The ax hits him midsentence, straight in the face, its thick blade chopping sideways into his open mouth, shutting him up. Paul's eyes look up at me, then involuntarily roll back into his head, then back at me, and suddenly his hands are trying to grab at the handle, but the shock of the blow has sapped his strength. There's no blood at first, no sound either except for the newspapers under Paul's kicking feet, rustling, tearing. Blood starts to slowly pour out of the sides of his mouth shortly after the first chop, and when I pull the ax out – almost yanking Owen out of the chair by his head – and strike him again in the face, splitting it open, his arms flailing at nothing, blood sprays out in twin brownish geysers, staining my raincoat. This is accompanied by a horrible momentary hissing noise actually coming from the wounds in Paul's skull, places where bone and flesh no longer connect, and this is followed by a rude farting noise caused by a section of his brain, which due to pressure forces itself out, pink and glistening, through the wounds in his face. He falls to the floor in agony, his face just gray and bloody, except for one of his eyes, which is blinking uncontrollably; his mouth is a twisted red-pink jumble of teeth and meat and jawbone, his tongue hangs out of an open gash on the side of his cheek, connected only by what looks like a thick purple string. I scream at him only once: "Fucking stupid bastard. Fucking bastard." I stand there waiting, staring up at the crack above the Onica that the superintendent hasn't fixed yet. It takes Paul five minutes to finally die. Another thirty to stop bleeding.
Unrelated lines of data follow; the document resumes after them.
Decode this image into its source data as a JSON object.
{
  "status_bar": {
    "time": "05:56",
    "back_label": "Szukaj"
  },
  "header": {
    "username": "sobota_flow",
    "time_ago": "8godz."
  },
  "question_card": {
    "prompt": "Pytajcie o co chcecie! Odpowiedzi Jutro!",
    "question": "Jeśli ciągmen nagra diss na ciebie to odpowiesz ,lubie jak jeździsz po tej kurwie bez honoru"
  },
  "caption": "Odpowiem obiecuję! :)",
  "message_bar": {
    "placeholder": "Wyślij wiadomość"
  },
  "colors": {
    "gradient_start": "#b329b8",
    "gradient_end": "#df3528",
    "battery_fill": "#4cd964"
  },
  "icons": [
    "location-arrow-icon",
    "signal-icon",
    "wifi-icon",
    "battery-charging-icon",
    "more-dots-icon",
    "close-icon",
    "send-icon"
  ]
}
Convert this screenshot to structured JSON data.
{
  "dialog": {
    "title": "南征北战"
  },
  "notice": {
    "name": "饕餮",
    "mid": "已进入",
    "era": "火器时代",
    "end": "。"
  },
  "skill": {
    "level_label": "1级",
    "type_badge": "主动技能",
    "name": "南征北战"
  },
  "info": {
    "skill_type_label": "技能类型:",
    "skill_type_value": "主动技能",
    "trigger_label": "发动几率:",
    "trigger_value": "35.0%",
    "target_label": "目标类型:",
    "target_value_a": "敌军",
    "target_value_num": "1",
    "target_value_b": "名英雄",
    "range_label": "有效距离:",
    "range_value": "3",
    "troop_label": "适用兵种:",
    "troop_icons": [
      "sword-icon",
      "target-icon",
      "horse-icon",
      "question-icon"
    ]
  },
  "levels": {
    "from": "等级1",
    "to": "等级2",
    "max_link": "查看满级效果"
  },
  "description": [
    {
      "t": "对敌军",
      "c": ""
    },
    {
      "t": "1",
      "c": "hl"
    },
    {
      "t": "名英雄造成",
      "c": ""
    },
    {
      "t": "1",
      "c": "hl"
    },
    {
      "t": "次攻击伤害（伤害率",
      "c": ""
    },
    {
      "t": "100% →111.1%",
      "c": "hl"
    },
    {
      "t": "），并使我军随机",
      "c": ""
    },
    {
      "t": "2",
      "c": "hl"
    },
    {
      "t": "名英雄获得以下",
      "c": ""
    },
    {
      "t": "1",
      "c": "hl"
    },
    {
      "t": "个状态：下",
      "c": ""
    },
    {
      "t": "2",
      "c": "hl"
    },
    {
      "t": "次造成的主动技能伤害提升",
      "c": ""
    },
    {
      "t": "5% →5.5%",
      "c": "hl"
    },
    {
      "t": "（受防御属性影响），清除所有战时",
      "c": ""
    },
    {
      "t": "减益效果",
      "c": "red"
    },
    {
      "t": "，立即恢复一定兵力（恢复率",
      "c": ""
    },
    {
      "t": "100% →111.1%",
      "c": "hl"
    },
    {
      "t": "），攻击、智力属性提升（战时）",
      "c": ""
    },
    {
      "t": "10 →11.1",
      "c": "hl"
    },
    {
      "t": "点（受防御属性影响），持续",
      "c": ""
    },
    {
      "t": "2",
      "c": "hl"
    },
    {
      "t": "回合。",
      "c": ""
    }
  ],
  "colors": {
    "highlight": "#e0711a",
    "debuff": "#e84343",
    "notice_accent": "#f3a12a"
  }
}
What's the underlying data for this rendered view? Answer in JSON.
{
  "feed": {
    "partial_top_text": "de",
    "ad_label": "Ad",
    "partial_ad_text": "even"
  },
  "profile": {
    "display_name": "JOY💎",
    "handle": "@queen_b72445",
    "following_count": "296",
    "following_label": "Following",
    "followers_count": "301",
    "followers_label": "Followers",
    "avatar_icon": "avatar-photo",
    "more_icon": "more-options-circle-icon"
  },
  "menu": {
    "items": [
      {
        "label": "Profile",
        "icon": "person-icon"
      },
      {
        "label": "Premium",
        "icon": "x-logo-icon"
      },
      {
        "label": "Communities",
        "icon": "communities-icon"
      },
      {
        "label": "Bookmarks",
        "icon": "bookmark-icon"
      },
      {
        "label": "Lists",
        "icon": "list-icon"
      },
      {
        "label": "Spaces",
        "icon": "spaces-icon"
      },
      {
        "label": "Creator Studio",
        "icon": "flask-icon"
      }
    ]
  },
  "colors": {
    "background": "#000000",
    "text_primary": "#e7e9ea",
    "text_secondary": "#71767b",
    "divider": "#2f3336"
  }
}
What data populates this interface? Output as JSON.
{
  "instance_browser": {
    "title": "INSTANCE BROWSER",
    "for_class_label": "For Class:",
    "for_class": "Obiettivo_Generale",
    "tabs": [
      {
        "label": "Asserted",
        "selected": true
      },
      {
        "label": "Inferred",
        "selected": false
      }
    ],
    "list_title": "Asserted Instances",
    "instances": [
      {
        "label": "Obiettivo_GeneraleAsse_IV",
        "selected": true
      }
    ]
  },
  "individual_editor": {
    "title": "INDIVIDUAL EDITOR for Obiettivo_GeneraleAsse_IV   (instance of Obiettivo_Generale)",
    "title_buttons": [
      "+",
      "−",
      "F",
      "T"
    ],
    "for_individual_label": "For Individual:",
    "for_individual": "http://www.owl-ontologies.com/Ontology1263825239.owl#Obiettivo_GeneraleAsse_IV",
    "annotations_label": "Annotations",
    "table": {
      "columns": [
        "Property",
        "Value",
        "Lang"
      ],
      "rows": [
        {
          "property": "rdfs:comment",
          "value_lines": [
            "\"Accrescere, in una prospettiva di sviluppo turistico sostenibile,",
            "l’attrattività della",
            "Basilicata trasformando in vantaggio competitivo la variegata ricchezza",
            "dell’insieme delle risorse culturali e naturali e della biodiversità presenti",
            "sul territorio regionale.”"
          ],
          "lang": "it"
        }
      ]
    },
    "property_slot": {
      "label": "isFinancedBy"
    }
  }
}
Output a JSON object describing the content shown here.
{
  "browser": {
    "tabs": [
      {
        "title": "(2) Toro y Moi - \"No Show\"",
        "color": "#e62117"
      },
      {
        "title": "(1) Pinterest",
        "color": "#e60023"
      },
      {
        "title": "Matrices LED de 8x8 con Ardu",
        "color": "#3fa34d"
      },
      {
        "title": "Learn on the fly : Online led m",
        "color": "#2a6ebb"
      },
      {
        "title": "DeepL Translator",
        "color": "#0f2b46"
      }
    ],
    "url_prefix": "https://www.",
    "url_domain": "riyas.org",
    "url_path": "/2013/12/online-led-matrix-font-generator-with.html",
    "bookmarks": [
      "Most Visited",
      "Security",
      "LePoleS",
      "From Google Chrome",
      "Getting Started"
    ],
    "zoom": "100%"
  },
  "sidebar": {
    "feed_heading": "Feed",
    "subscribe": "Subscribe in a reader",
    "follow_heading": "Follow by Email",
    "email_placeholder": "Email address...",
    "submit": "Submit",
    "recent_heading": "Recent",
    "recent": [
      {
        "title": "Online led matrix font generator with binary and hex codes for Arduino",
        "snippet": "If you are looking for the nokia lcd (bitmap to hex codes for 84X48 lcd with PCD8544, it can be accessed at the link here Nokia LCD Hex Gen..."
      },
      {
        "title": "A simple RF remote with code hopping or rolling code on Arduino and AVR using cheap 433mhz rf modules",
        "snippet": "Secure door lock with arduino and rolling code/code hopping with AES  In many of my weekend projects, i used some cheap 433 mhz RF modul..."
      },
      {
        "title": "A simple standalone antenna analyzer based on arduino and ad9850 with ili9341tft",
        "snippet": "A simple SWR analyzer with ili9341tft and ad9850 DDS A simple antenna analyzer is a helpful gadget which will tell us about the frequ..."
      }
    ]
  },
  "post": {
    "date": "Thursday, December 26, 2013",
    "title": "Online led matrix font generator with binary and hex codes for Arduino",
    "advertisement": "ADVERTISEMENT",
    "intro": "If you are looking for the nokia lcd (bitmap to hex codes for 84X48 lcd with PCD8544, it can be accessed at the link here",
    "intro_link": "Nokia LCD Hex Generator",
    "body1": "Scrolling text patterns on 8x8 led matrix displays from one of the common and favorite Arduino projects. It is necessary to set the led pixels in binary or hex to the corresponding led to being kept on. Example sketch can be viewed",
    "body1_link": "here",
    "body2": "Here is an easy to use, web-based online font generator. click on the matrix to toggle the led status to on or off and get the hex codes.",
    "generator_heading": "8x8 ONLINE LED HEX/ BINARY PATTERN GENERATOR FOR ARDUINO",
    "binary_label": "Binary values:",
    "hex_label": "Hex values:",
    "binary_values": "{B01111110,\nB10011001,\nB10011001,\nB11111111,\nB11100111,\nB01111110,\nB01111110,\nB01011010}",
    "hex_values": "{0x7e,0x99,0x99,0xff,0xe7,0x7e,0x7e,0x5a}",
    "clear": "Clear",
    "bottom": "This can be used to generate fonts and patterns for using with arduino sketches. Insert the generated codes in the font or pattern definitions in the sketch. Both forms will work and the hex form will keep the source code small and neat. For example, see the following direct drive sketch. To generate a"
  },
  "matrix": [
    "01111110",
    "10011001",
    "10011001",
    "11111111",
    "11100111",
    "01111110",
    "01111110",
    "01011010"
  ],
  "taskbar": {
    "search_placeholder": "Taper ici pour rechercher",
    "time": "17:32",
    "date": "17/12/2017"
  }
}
I take a cab to Owen's apartment on the Upper East Side and on the ride across Central Park in the dead of this stifling June night in the back of the taxi it hits me that I'm still wearing the bloody raincoat. At his apartment I let myself in with the keys I took from the corpse's pocket and once inside I douse the coat with lighter fluid and burn it in the fireplace. The living room is very spare, minimalist. The walls are white pigmented concrete, except for one wall, which is covered with a trendy large-scale scientific drawing, and the wall facing Fifth Avenue has a long strip of faux-cowhide paneling stretched across it. A black leather couch sits beneath it.